The SheLeadsIT ‘Caribbean Girls Hack’ initiative is inspiring the next generation of girls with hackathon events that teach — and test — digital skills across five countries. The 2019 Hackathons are taking place in Jamaica (14 May), St Vincent (17 May), Grenada (21 May), Trinidad & Tobago (24 May) and Barbados (29 May).
Caribbean Girls Hack is a regional initiative supporting ITU’s International Girls in ICT Day, which was celebrated globally on 25 April 2019.
The goals of the initiative are to engage young girls in interactive problem-solving experiences using technology; to empower the girls to pursue studies and careers in ICT; and while doing so ensure that the Hackathon activities are engaging and fun!
Since the launch of the initiative in 2017, some 1200 girls have participated in the hackathons, using ICT tools to engage in hands-on activities including: mobile app development, animation, robotics, digital video, digital art, and web design, to generate solutions to social and environmental issues.
The initiative has engaged girls across the Caribbean, teaching them ICT and problem-solving skills, as well as motivating students to look beyond conventional career roles and to take full advantage of the new opportunities offered by the digital revolution.
The hackathon initiative also prioritizes sharing knowledge and insight from role models in the technology industry, through the Featured Speaker and Webinar series, including speakers from Google, LinkedIn, NASA, Facebook, Brocade and many others.
Two students who embody the success of this initiative are Shanique Fagan and Mickalia Grant — Jamaican young women who participated in the 2017 Hackathon.
At that time, Ms Fagan and her teammates formed XSCreate, a group that offers digital marketing and graphic design solutions, and develops web, mobile and desktop applications.
Ms Grant’s team pitched the mobile app Quick Alert, which aimed to simplify reporting of domestic violence and sexual assault by alerting the authorities or emergency contacts with a simple shake of the device, voice command or the click of a button.
Both teams were winners at the 2017 Jamaican Hackathon, which opened doors for their careers.
The initiative not only gives girls confidence and the ability to network with other girls in tech, it “motivates them to pursue their dreams regardless of what the stereotypes say,” says Ms Fagan.
As final year students in the BSc Computer Information Systems programme at Northern Caribbean University, Ms Fagan and Ms Grant were informed about the Hackathon by the Chair of the Department.
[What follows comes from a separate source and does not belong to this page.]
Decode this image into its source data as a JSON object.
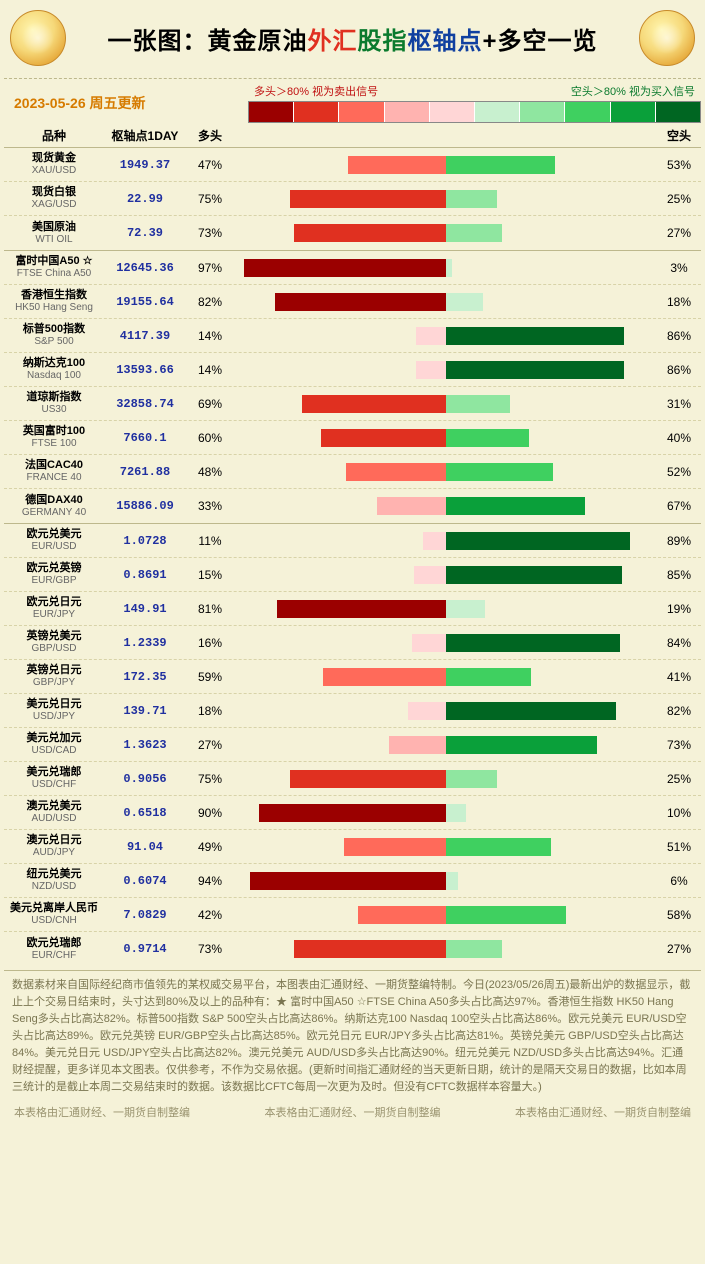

They were inspired by the opportunity to put their skills to the test and meet a wider community of girls in technology across Jamaica’s capital, Kingston.
Ms Grant said she was compelled by the idea of “an all female cyber movement for female empowerment” and decided to join the “groundbreaking” Hackathon.
The Hackathon gave their teams the platform to demonstrate their products, while refining their business pitch and delivering an excellent presentation, gaining special recognition. Ms Fagan and Ms Grant were offered internships at the Jamaica National Group, a national conglomerate that provides a wide array of financial, technology, creative and fleet management services.
Using the technical capabilities that they had gained through their Computer Information Systems degree, and the innovative skills they had honed through the Hackathon experience, both Ms Fagan and Ms Grant excelled in their internship.
Ms Fagan was offered an exciting job as a Release Engineer at Jamaica National Group. As a Release Engineer, she uses these skills every day in designing and releasing software.
Ms Grant translated her experience into a job as an IT Analyst at Jamaica National Group, focusing on project management to provide exceptional products.
Both women are dedicated to furthering their careers in the IT industry.
“My main focus is to further my career in DevOps by acquiring certifications relevant to that field. I’ll also be starting my Masters programme in 2020,” Ms Fagan said.
Ms Fagan acknowledges the importance of involving girls in tech as key to unlocking their desire to join the industry. Continuing the cycle of support for girls in tech is important to Ms Fagan.
“I try to get involved with programmes that influence youth in tech,” says Ms Fagan. “This has great significance to me, because I’m a product of tech outreach and I know the value it adds to one’s life.”
For Ms Grant, the Hackathons have made the girls who participate more confident and self-empowered. She says the initiative “supports our young women to bridge the gender gap even faster.”
Ms Fagan and Ms Grant are stellar examples of the high potential of the girls who participate in the Caribbean Girls Hack Hackathons, translating their experience into forging a career in the technology industry.
Their successes motivate the generation of girls who are coming up behind her, including those who will participate in the 2019 Caribbean Hackathons.
From one generation to the next, some words of encouragement for the current cohort:
Caribbean Girls Hack is proud to join with #GirlsinICT and @EQUALS to facilitate these opportunities that allow Caribbean girls and young women to tap into their power and soar!
This year, we already know that, once again, the competition will be fierce and although there are special prizes and winning team rewards, what we know for sure is that all the girls are already winners. Today, they are more than tech consumers, they are tech creators!